O que vai Pagar de Imposto das Aplicações Bancárias... Fonte:http://economico.sapo.pt

Hoje na continuação do dia anterior, trago mais uma peça jornalística, que versa sobre o IRS e os impostos que vai pagar devido às aplicações financeiras no ano transacto, passo a transcrever a referida peça.

« Os impostos que vai pagar sobre os seus investimentos

O Económico mostra-lhe como são tributados os ganhos das suas aplicações.

Se tem juros de depósitos a prazo ou conseguiu fazer mais-valias com a venda de acções no ano passado, saiba quais as taxas que lhe vão ser aplicadas e em que casos pode ser vantajoso somar estes rendimentos aos do trabalho e sujeitá-los à taxa do seu escalão.

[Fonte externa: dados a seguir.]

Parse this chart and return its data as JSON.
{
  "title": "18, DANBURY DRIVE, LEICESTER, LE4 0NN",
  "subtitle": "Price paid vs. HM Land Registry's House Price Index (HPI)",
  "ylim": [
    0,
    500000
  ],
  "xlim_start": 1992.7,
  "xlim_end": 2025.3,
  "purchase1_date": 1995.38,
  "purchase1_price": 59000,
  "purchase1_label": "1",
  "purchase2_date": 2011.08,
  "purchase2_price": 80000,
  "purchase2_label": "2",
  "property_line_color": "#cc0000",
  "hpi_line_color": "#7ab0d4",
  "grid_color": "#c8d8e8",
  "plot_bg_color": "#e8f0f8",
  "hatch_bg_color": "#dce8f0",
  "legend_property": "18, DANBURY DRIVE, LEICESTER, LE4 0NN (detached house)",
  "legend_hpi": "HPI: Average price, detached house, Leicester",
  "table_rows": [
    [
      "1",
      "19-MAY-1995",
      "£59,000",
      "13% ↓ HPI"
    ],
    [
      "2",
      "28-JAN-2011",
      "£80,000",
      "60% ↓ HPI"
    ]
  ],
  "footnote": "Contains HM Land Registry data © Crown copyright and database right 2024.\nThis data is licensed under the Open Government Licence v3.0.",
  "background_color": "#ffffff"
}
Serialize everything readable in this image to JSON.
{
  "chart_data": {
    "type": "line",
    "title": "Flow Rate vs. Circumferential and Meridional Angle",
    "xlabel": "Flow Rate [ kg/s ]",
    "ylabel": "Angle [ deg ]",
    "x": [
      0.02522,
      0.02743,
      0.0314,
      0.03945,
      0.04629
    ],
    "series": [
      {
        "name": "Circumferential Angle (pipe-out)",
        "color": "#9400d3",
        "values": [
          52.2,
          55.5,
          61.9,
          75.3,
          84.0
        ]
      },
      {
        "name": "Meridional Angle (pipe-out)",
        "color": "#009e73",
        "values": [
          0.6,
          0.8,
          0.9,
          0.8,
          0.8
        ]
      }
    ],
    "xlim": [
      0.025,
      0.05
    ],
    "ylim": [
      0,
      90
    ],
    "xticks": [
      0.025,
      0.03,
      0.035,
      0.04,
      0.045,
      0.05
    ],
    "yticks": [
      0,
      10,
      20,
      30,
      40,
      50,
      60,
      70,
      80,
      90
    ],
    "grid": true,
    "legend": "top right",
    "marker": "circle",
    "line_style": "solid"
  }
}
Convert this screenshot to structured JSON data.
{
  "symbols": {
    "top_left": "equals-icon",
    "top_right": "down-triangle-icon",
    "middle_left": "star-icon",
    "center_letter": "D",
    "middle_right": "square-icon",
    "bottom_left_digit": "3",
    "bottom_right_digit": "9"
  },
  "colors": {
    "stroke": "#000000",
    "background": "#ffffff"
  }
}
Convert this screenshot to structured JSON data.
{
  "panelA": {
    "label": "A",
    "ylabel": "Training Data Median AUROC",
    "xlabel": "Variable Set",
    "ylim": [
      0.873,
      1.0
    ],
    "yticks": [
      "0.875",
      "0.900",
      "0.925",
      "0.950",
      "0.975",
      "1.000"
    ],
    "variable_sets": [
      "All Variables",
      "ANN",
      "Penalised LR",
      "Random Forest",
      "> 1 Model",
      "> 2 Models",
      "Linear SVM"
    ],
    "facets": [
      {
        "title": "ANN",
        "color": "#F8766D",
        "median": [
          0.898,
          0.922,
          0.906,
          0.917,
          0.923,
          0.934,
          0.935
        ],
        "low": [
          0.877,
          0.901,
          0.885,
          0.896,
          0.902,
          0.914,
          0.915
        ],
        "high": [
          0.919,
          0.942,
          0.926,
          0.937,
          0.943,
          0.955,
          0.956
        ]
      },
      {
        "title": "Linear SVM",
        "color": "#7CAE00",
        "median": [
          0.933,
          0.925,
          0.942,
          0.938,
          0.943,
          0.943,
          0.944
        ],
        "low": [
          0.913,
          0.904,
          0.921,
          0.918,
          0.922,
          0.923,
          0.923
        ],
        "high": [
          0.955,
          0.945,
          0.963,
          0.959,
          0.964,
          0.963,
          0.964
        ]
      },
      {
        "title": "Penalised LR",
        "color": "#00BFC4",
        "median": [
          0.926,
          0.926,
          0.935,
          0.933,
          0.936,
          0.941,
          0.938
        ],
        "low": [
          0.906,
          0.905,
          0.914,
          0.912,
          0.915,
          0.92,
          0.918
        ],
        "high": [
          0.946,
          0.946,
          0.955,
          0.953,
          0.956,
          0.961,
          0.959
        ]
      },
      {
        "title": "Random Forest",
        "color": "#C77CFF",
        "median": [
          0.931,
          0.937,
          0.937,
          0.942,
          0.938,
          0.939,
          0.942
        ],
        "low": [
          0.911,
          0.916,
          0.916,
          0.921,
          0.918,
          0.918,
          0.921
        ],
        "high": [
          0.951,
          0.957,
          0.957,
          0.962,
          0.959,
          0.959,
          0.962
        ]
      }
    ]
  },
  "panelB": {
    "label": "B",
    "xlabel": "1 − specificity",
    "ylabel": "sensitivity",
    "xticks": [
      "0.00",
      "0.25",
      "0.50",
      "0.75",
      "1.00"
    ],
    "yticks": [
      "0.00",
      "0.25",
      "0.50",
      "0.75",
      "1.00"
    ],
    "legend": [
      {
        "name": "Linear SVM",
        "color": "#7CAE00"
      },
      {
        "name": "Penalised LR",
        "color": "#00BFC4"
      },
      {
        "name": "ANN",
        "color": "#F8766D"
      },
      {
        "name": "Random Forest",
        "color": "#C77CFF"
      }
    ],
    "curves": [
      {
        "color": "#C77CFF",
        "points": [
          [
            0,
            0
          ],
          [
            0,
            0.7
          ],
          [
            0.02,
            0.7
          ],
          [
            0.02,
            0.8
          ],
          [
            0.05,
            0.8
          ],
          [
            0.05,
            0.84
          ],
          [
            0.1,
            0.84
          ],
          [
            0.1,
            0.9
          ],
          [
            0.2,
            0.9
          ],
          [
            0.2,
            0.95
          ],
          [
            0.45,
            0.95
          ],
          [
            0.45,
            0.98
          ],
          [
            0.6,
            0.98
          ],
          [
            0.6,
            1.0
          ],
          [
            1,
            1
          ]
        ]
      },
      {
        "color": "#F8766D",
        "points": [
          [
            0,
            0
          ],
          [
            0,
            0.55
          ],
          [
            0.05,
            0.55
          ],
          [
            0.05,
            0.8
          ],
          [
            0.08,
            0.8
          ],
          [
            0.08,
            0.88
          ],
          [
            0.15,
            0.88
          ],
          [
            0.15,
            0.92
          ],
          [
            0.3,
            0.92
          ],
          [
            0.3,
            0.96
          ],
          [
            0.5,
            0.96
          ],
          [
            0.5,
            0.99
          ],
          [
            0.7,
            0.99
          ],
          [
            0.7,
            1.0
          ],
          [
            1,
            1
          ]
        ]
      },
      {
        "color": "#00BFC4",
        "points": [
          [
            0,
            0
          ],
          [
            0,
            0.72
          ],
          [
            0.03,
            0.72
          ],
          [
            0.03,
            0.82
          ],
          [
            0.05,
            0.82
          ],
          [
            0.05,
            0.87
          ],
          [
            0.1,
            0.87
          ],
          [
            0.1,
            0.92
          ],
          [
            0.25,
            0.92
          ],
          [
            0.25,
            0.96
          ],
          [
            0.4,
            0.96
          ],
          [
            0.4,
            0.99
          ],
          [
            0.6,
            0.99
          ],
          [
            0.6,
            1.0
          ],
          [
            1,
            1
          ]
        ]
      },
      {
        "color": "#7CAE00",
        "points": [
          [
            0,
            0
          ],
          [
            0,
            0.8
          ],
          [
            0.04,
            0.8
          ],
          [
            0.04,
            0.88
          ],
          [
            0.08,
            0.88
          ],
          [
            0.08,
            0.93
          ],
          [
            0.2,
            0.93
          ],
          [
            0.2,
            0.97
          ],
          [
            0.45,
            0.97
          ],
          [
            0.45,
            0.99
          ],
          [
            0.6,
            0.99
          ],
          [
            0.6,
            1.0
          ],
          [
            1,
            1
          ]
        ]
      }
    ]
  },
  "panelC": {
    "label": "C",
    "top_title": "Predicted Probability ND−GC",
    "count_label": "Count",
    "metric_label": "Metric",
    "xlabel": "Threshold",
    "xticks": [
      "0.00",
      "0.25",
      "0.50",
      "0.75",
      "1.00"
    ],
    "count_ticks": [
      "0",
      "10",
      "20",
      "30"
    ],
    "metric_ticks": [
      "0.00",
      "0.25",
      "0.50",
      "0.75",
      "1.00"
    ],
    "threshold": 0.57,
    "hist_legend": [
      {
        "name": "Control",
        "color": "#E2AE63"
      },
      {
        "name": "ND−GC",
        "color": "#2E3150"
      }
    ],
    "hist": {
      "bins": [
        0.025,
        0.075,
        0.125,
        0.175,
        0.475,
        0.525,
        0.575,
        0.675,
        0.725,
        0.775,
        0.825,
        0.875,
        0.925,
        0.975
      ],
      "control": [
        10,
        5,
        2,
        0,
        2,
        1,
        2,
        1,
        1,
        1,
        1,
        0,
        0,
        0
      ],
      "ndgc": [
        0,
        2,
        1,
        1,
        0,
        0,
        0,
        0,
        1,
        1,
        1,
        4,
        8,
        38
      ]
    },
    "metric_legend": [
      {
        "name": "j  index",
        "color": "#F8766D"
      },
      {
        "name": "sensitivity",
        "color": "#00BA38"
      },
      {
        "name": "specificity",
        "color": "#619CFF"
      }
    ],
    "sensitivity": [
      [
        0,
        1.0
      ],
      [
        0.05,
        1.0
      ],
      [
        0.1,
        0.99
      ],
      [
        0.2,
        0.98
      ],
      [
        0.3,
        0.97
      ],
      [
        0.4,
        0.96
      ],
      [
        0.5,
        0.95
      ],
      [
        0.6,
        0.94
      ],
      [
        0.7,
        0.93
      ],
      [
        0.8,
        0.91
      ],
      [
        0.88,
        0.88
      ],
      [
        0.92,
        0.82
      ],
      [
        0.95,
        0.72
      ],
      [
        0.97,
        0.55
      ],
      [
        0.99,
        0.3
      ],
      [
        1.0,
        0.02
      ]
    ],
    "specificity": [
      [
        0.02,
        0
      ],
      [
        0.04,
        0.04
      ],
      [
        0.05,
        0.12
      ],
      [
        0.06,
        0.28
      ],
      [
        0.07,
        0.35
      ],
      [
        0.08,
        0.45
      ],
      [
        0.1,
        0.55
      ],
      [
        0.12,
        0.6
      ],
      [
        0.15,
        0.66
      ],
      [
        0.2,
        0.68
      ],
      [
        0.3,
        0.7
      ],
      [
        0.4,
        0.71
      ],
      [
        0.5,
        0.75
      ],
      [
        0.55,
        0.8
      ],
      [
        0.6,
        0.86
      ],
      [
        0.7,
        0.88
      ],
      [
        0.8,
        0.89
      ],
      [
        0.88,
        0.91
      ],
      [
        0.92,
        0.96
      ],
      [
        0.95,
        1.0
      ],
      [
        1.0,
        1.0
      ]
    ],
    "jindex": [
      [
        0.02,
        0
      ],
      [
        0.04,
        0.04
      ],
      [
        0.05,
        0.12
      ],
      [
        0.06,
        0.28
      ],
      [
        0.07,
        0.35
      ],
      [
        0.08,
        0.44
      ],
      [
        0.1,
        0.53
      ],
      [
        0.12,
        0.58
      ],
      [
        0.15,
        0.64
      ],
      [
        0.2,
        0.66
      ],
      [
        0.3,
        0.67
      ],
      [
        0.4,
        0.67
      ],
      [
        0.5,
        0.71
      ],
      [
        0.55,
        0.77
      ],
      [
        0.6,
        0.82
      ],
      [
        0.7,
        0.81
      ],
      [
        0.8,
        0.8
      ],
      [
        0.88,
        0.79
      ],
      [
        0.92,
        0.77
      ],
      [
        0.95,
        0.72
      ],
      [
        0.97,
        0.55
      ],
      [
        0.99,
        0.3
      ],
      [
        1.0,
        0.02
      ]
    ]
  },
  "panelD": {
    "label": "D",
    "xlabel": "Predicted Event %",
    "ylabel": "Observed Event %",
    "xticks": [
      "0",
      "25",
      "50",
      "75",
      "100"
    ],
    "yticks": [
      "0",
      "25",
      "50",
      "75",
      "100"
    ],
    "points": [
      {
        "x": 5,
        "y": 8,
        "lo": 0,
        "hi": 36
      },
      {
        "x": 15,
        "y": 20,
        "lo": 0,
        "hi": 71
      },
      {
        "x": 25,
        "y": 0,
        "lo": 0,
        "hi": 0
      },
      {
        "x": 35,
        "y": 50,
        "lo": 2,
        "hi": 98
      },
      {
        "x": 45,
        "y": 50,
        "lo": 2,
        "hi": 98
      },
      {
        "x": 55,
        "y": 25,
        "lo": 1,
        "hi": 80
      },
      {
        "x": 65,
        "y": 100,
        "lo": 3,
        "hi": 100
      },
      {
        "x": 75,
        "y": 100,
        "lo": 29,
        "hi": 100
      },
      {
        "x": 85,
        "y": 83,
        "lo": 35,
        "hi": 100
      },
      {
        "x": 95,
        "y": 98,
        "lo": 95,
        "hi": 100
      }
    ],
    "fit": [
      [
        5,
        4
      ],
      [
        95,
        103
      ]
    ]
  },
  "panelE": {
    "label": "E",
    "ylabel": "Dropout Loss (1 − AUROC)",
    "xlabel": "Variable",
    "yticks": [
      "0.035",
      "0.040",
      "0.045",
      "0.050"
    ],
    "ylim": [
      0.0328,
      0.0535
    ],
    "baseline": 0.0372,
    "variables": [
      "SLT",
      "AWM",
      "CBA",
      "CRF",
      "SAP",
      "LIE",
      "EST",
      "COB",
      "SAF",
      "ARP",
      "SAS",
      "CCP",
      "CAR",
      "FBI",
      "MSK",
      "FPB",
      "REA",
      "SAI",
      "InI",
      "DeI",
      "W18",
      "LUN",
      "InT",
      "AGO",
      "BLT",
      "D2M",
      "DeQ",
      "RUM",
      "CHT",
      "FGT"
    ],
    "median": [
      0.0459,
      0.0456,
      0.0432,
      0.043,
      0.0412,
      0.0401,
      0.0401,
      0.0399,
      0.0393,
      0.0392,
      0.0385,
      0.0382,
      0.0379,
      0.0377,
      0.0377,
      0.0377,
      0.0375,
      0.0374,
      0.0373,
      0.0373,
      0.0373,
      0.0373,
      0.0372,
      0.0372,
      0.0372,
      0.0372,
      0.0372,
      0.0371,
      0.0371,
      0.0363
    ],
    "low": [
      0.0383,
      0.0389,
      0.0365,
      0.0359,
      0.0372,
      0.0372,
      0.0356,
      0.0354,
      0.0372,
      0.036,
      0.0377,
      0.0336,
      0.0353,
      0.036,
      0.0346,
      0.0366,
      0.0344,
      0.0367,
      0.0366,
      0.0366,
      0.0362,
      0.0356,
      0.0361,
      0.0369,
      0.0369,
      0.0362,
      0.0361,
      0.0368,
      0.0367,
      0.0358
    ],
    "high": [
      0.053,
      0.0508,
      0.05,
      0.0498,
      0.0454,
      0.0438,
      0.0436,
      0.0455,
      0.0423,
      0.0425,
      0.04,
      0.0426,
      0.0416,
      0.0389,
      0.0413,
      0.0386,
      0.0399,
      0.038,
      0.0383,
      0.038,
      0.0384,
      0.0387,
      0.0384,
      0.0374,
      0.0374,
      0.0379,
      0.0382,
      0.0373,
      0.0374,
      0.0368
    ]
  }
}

1. Mais-valias: As regras de tributação das mais-valias mudaram e já se fazem sentir este ano. O Governo acabou com a isenção das mais-valias conseguidas com a venda de acções detidas há mais de um ano. Agora, passou a ser sujeito a imposto o saldo positivo entre as mais e menos-valias superiores a 500 euros. Além disso, a taxa aplicada subiu de 10% para 20%. Por exemplo, se conseguiu 700 euros de mais-valias, os 20% incidem sobre 200 euros – igual à diferença entre os 700 e os 500 euros. O contribuinte terá assim de pagar 40 euros. No entanto, pode também optar pelo englobamento, mas saiba que só numa minoria dos casos é que é vantajoso fazê-lo. Só beneficia quem pertence aos dois primeiros escalões de rendimentos – até 7.250 euros anuais – já que a taxa de IRS a aplicar aos rendimentos é de 13,58%. Acima daqueles rendimentos a taxa já é de 24,08%. Desta forma, o englobamento só é aconselhável quando há um saldo negativo. Se não quiser englobar terá de assinalara opção ‘Não’ no anexo G.

2. Dividendos: Os dividendos estão sujeitos a uma taxa de retenção de 21,5%. No entanto, pode optar pelo englobamento, mas para a maioria dos contribuintes não é vantajoso porque obriga a englobar também as mais-valias com acções e outros rendimentos de capitais. Mas caso queira fazê-lo são apenas considerados 50% dos rendimentos de dividendos distribuídos pelas empresas cotadas.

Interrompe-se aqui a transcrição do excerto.